Dear Dedicated Members for Change,

Past Grand Master Rick Boyles is a regular contributor to these DMC Newsletters, and has been doing so since its founding in 2010. DMC is focused – like a laser – on one subject: Membership. The efforts of DMC are all about bringing in new members and retaining existing members. In this regard, the DMC Newsletters, over the years, have published hundreds of articles about what we need to do – as an Order and within our individual Lodges – to re-charge, re-invigorate, and re-energize this ancient fraternity. These efforts are all targeted to putting the brakes on the 70-year decline in our membership, and starting to achieve net gains in our Lodges and in the statewide Order. It’s simple – continuing these yearly net losses is just not sustainable. So, we need to change the culture of our Lodges – while retaining the guiding principles of our fraternity. The alternative is the slow demise as existing members withdraw, move away or pass away. Eventually, such trends will cause Lodges to lose their quorums and either consolidate or surrender their charters. We see a net loss of members in our Order every year, and we lose Lodges virtually every year. Can’t keep doing that for much longer!
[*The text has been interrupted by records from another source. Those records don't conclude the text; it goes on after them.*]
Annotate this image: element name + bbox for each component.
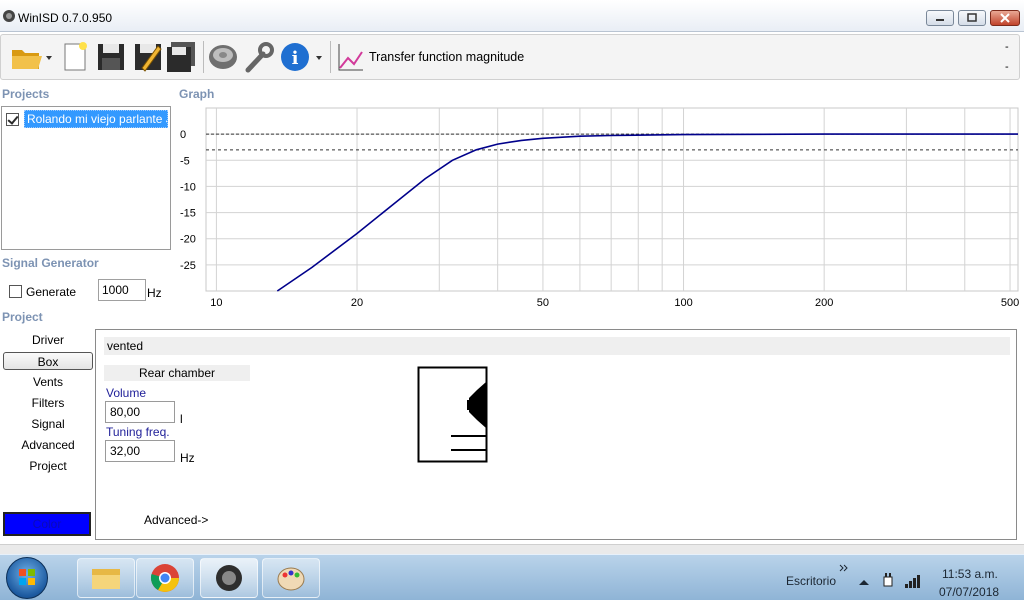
driver-speaker-icon xyxy=(209,45,237,69)
volume-label: Volume xyxy=(106,386,147,400)
signal-frequency-input[interactable]: 1000 xyxy=(98,279,146,301)
toolbar-separator xyxy=(203,41,204,73)
open-button[interactable] xyxy=(9,39,53,75)
tuning-frequency-unit: Hz xyxy=(180,451,195,465)
projects-list: Rolando mi viejo parlante J xyxy=(1,106,171,250)
x-tick-label: 50 xyxy=(537,297,549,309)
projects-section-label: Projects xyxy=(2,87,50,101)
driver-button[interactable] xyxy=(207,39,239,75)
transfer-function-chart: 0 -5 -10 -15 -20 -25 10 20 50 100 200 500 xyxy=(180,107,1019,309)
desktop-toolbar-label[interactable]: Escritorio xyxy=(786,574,836,588)
network-signal-icon[interactable] xyxy=(904,573,922,589)
project-checkbox[interactable] xyxy=(6,112,19,126)
signal-frequency-unit: Hz xyxy=(147,286,162,300)
title-bar: WinISD 0.7.0.950 xyxy=(0,0,1024,32)
clock-time[interactable]: 11:53 a.m. xyxy=(942,567,998,581)
window-bottom-strip xyxy=(0,544,1024,554)
y-tick-label: -20 xyxy=(180,234,196,246)
x-tick-label: 20 xyxy=(351,297,363,309)
tab-driver[interactable]: Driver xyxy=(3,331,93,349)
taskbar-winisd-button[interactable] xyxy=(200,558,258,598)
edit-save-icon xyxy=(135,44,162,72)
x-tick-label: 500 xyxy=(1001,297,1019,309)
box-type-label: vented xyxy=(104,337,1010,355)
vented-box-diagram xyxy=(417,366,488,463)
tuning-frequency-label: Tuning freq. xyxy=(106,425,170,439)
window-title: WinISD 0.7.0.950 xyxy=(18,11,113,25)
tab-signal[interactable]: Signal xyxy=(3,415,93,433)
windows-logo-icon xyxy=(19,569,35,585)
signal-generator-section-label: Signal Generator xyxy=(2,256,99,270)
restore-icon xyxy=(967,13,977,22)
chrome-icon xyxy=(150,564,179,592)
open-folder-icon xyxy=(12,50,52,69)
box-panel: vented Rear chamber Volume 80,00 l Tunin… xyxy=(95,329,1017,540)
tuning-frequency-input[interactable]: 32,00 xyxy=(105,440,175,462)
save-icon xyxy=(98,44,124,70)
save-button[interactable] xyxy=(94,39,126,75)
minimize-icon xyxy=(936,19,944,21)
minimize-button[interactable] xyxy=(926,10,954,26)
advanced-link[interactable]: Advanced-> xyxy=(144,513,208,527)
taskbar-chrome-button[interactable] xyxy=(136,558,194,598)
y-tick-label: -25 xyxy=(180,260,196,272)
x-tick-label: 100 xyxy=(674,297,692,309)
y-tick-label: 0 xyxy=(180,129,186,141)
tab-box[interactable]: Box xyxy=(3,352,93,370)
app-speaker-icon xyxy=(3,10,15,22)
new-project-button[interactable] xyxy=(59,39,91,75)
toolbar-overflow-icon[interactable] xyxy=(838,563,850,575)
toolbar: i Transfer function magnitude - - xyxy=(0,34,1020,80)
generate-label: Generate xyxy=(26,285,77,299)
tab-advanced[interactable]: Advanced xyxy=(3,436,93,454)
rear-chamber-header: Rear chamber xyxy=(104,365,250,381)
tab-vents[interactable]: Vents xyxy=(3,373,93,391)
toolbar-separator xyxy=(330,41,331,73)
toolbar-mark: - xyxy=(1005,61,1009,73)
start-button[interactable] xyxy=(6,557,48,599)
file-explorer-icon xyxy=(92,569,120,589)
taskbar-explorer-button[interactable] xyxy=(77,558,135,598)
volume-input[interactable]: 80,00 xyxy=(105,401,175,423)
x-tick-label: 200 xyxy=(815,297,833,309)
show-hidden-icons-icon[interactable] xyxy=(858,577,870,587)
generate-checkbox[interactable] xyxy=(9,285,22,298)
y-tick-label: -15 xyxy=(180,208,196,220)
close-button[interactable] xyxy=(990,10,1020,26)
x-tick-label: 10 xyxy=(210,297,222,309)
tab-filters[interactable]: Filters xyxy=(3,394,93,412)
options-button[interactable] xyxy=(243,39,275,75)
restore-button[interactable] xyxy=(958,10,986,26)
wrench-icon xyxy=(245,42,274,73)
new-document-icon xyxy=(64,42,87,71)
taskbar: Escritorio 11:53 a.m. 07/07/2018 xyxy=(0,554,1024,600)
project-name[interactable]: Rolando mi viejo parlante J xyxy=(24,110,168,128)
power-plug-icon[interactable] xyxy=(880,572,896,590)
paint-icon xyxy=(277,567,305,591)
y-tick-label: -10 xyxy=(180,181,196,193)
clock-date[interactable]: 07/07/2018 xyxy=(939,585,999,599)
close-icon xyxy=(1000,13,1010,23)
save-all-icon xyxy=(167,42,195,72)
project-section-label: Project xyxy=(2,310,43,324)
volume-unit: l xyxy=(180,412,183,426)
graph-type-button[interactable] xyxy=(334,39,366,75)
svg-text:i: i xyxy=(292,48,299,69)
save-all-button[interactable] xyxy=(165,39,197,75)
project-list-item[interactable]: Rolando mi viejo parlante J xyxy=(6,110,168,128)
y-tick-label: -5 xyxy=(180,155,190,167)
toolbar-mark: - xyxy=(1005,41,1009,53)
transfer-function-chart-icon xyxy=(338,44,363,71)
tab-project[interactable]: Project xyxy=(3,457,93,475)
winisd-speaker-icon xyxy=(216,565,242,591)
info-icon: i xyxy=(281,43,322,71)
color-button[interactable]: Color xyxy=(3,512,91,536)
save-as-button[interactable] xyxy=(131,39,163,75)
about-button[interactable]: i xyxy=(279,39,325,75)
taskbar-paint-button[interactable] xyxy=(262,558,320,598)
graph-type-label: Transfer function magnitude xyxy=(369,50,525,64)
Rick presents an article which addresses one aspect of this “change of culture”. I commend it to you!

F – L – T

Dave Rosenberg
Past Grand Master


How We Win

There is a popular action movie where the two heroes are arguing (of course), and when matters are at their bleakest, one hero says to the other hero “Come on, help us win.” The other hero implored upon to help win is dumbfounded because he is looking at things that seemingly could not become any more hopeless. I sometimes think about this interchange when I am considering how we should view our order. Sometimes it’s important to stand back and see what our goal is in the long run. Clearly, we want more members, but more importantly, what are we all seeking? And conversely, we should take note of some positives along the way. One such big positive is that we are not yet among the large number of ever-growing defunct fraternal groups. That alone should give us hope.

Many of us, to be almost brutally frank, fear new members. You can see this in much of what we do. We have events where outsiders are not invited. Many lodges give out membership forms but when lodge meetings ensue the prospective member is shooed away, for no good reason. This should just illuminate our apprehension at new members. We look at new members as if they are there to change things. But most good people just want to improve upon what is already there. Often times when I interview a prospective new member, they see things more plainly than those of us who have become complacent within our own environment. It is not the new member we fear, it is a different perspective.

First, above all else, we need to remember our wide-reaching precepts: friendship, love, and truth. Friendship seems to me to be painfully absent sometimes, whether in a normal lodge setting, often members berate each other thoughtlessly, or in a more state wide or national setting regarding some sort of truly absurd political wrangling or other misguided goal. I call it misguided because politics in general are not supposed to be a part of our meetings or gatherings as defined within our very ritual. Politics, in particular, is an amazingly temporary setting where each of us are asked to serve in a position for a designated brief period of time, hopefully not upsetting the general applecart, and keeping the general populace as happy as possible.

Love, because sometimes members place pre-defined precursors upon love, modifying our stance because of some myopic view of the order. Love, to me, seems to me by definition to imply an almost blind acceptance of each other, in spite of our differences or perhaps because of them, and not to berate each other for a fiscal, physical, political or philosophical dispute. Most of us have someone within our own lives with whom we share a blind affection, often ignoring a difference of feeling caused by each of us by our very closeness. Love in a lodge requires even more blindness because we will never have in a lodge setting the familiarity that we have in our personal lives, unless we instill this same type of blind affection upon our lodge members that we share at home. Regardless of diversity, sexual orientation, political beliefs, or any of the myriad of views all of us may have, we are all of us brothers and sisters. To me, love means never having to define itself whatsoever.

And truth, of course, is never meant to be a bludgeon but rather a guiding light, a beacon to the future, an illumination by which we must winnow ourselves into tomorrow, without fear, but with a resolute expectation of survival, happy within our own skins and lodges, yet aware that change and happiness is our very rite of passage against the backdrop of the world at large.

How may these words retain their relevance? By realizing their own timelessness, indeed, friendship, love and truth are as much in need today as they were yesterday. We only need to retool them to reflect modern society. While caring for orphans and burying the dead may now seem behind us, the spirit of these acts remain, our members will surely die, but we should not abandon them even in death, and our children will still need care, and it is incumbent upon all of us to care for each other, just as if we are all related, and in the ultimate truth, we are, no matter the time, age, color or point of view. We survive and win by recognizing our own mortality, our own insignificance, and in retrospect, our own import in this wild world.